Donald Trump anda muito ocupado nos últimos dias. Enquanto luta com força e determinação para tornar a América grande novamente, é obrigado a lutar em diferentes fronts contra as forças sinistras que estão empenhadas em sabotá-lo e em evitar, dessa forma, que a América se torne grande.

À frente dessas forças malignas estão os meios de comunicação que, por razões desconhecidas, estão profunda e irracionalmente desgostosos com o presidente. Os canais de TV, conhecidos por suas inclinações de extrema esquerda, como a CNN, o estão bombardeando com uma avalanche de insultos e notícias falsas.

Recentemente, essa campanha da mídia alcançou novos e inauditos níveis de violência ao se utilizar dos serviços dos Correios dos EUA para enviar bombas a políticos, empresários e até mesmo celebridades de Hollywood. É verdade que esses ataques covardes foram todos dirigidos contra críticos do Sr. Trump, mas isso é claramente parte de um plano astuto para desacreditá-lo no período que antecede as eleições de meio de mandato.

O escândalo saudita

Depois, há o chamado caso Khashoggi, que causou tanto barulho na mídia. ?Como o homem era ele próprio um jornalista, isso dificilmente pode surpreender.? A mídia automaticamente chegou à conclusão de que ele havia sido assassinado por ordens do Príncipe Herdeiro saudita, aliado de confiança dos EUA e amigo pessoal de seu presidente.

Dentro de um autêntico estilo presidencial, o Sr. Trump manteve um ar de elevada objetividade, em contraste com a histeria da imprensa. Expressou plena confiança na capacidade dos sauditas de realizar uma investigação completa e imparcial dos fatos e de nos proporcionar a versão real do que aconteceu.

A verdade é que o Sr. Khashoggi, em campanha contra o regime saudita em geral e contra Mohammed bin Salman em particular, foi à embaixada saudita em Istambul e, deliberadamente, torturou a si mesmo até a morte em uma tentativa descarada de desacreditar o Príncipe Herdeiro.

Essa óbvia provocação foi claramente uma tentativa de perturbar as relações entre os EUA e a Arábia Saudita, que até então estavam se desenvolvendo de forma extremamente satisfatória. Felizmente, o Sr. Trump não se deixou levar por isso. Ele já havia sido informado por seus amigos sauditas, enquanto fazia a famosa dança das espadas, que esse tipo de coisas fazia parte da grande tradição religiosa e cultural do reino, que o manteve seguro por milhares de anos.

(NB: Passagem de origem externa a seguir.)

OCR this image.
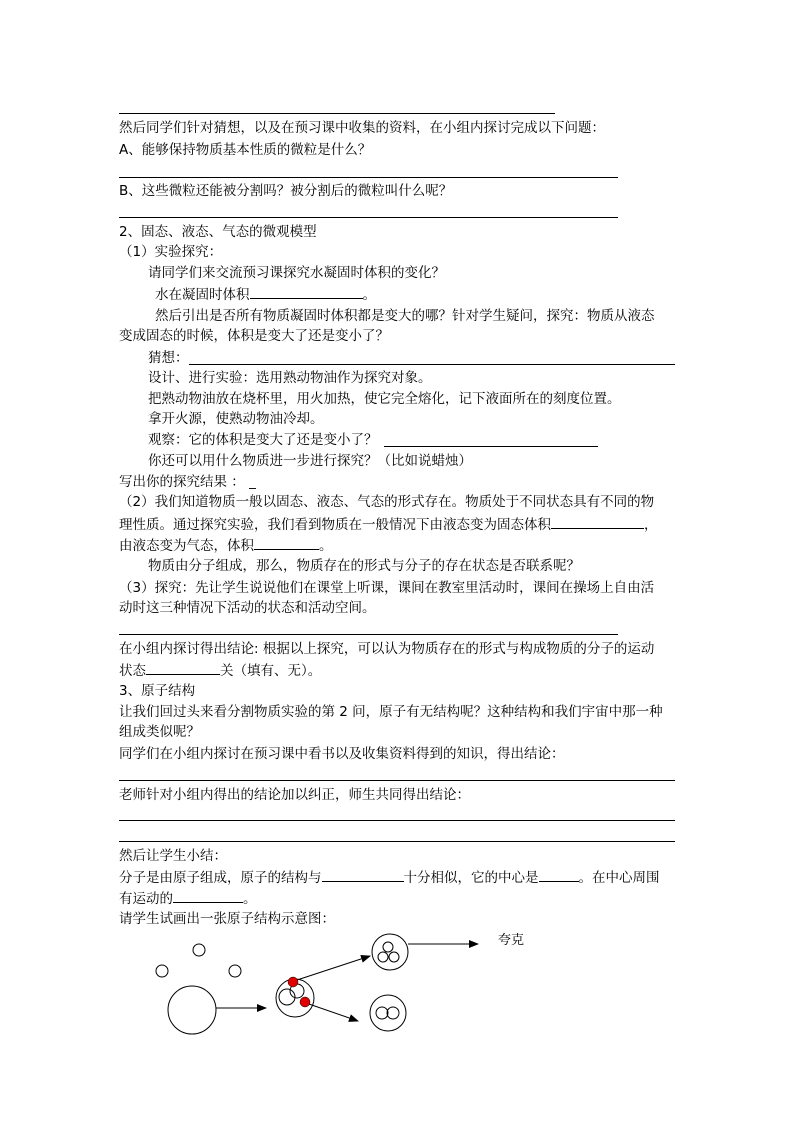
然后同学们针对猜想，以及在预习课中收集的资料，在小组内探讨完成以下问题：
A、能够保持物质基本性质的微粒是什么？
B、这些微粒还能被分割吗？被分割后的微粒叫什么呢？
2、固态、液态、气态的微观模型
（1）实验探究：
请同学们来交流预习课探究水凝固时体积的变化？
水在凝固时体积	。
然后引出是否所有物质凝固时体积都是变大的哪？针对学生疑问，探究：物质从液态
变成固态的时候，体积是变大了还是变小了？
猜想：
设计、进行实验：选用熟动物油作为探究对象。
把熟动物油放在烧杯里，用火加热，使它完全熔化，记下液面所在的刻度位置。
拿开火源，使熟动物油冷却。
观察：它的体积是变大了还是变小了？
你还可以用什么物质进一步进行探究？（比如说蜡烛）
写出你的探究结果 ： _
（2）我们知道物质一般以固态、液态、气态的形式存在。物质处于不同状态具有不同的物
理性质。通过探究实验，我们看到物质在一般情况下由液态变为固态体积	，
由液态变为气态，体积	。
物质由分子组成，那么，物质存在的形式与分子的存在状态是否联系呢？
（3）探究：先让学生说说他们在课堂上听课，课间在教室里活动时，课间在操场上自由活
动时这三种情况下活动的状态和活动空间。
在小组内探讨得出结论: 根据以上探究，可以认为物质存在的形式与构成物质的分子的运动
状态	关（填有、无）。
3、原子结构
让我们回过头来看分割物质实验的第 2 问，原子有无结构呢？这种结构和我们宇宙中那一种
组成类似呢？
同学们在小组内探讨在预习课中看书以及收集资料得到的知识，得出结论：
老师针对小组内得出的结论加以纠正，师生共同得出结论：
然后让学生小结：
分子是由原子组成，原子的结构与	十分相似，它的中心是	。在中心周围
有运动的	。
请学生试画出一张原子结构示意图：
夸克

Isso lhe proporcionou uma clara compreensão de que assassinatos, tortura, cortes de mãos por roubos, apedrejamentos até a morte por adultério, a crucificação, o financiamento e armamento de Al Qaeda, do Talibã e de muitos outros grupos terroristas, o bombardeio do World Trade Center e a guerra genocida contra o povo do Iêmen, tudo isso fazia parte de um plano necessário para preservar a civilização na Península Arábica – uma região de importância vital para os interesses estratégicos e econômicos dos EUA.

A caravana dos migrantes

Em meio a todas essas crises irritantes, a atenção do presidente foi atraída para uma nova ameaça na fronteira Sul dos EUA. Uma horda de terroristas do Oriente Médio, disfarçada como refugiados de Honduras, caminhava direto para a fronteira, com armas perigosas como carrinhos de bebê, panelas e frigideiras.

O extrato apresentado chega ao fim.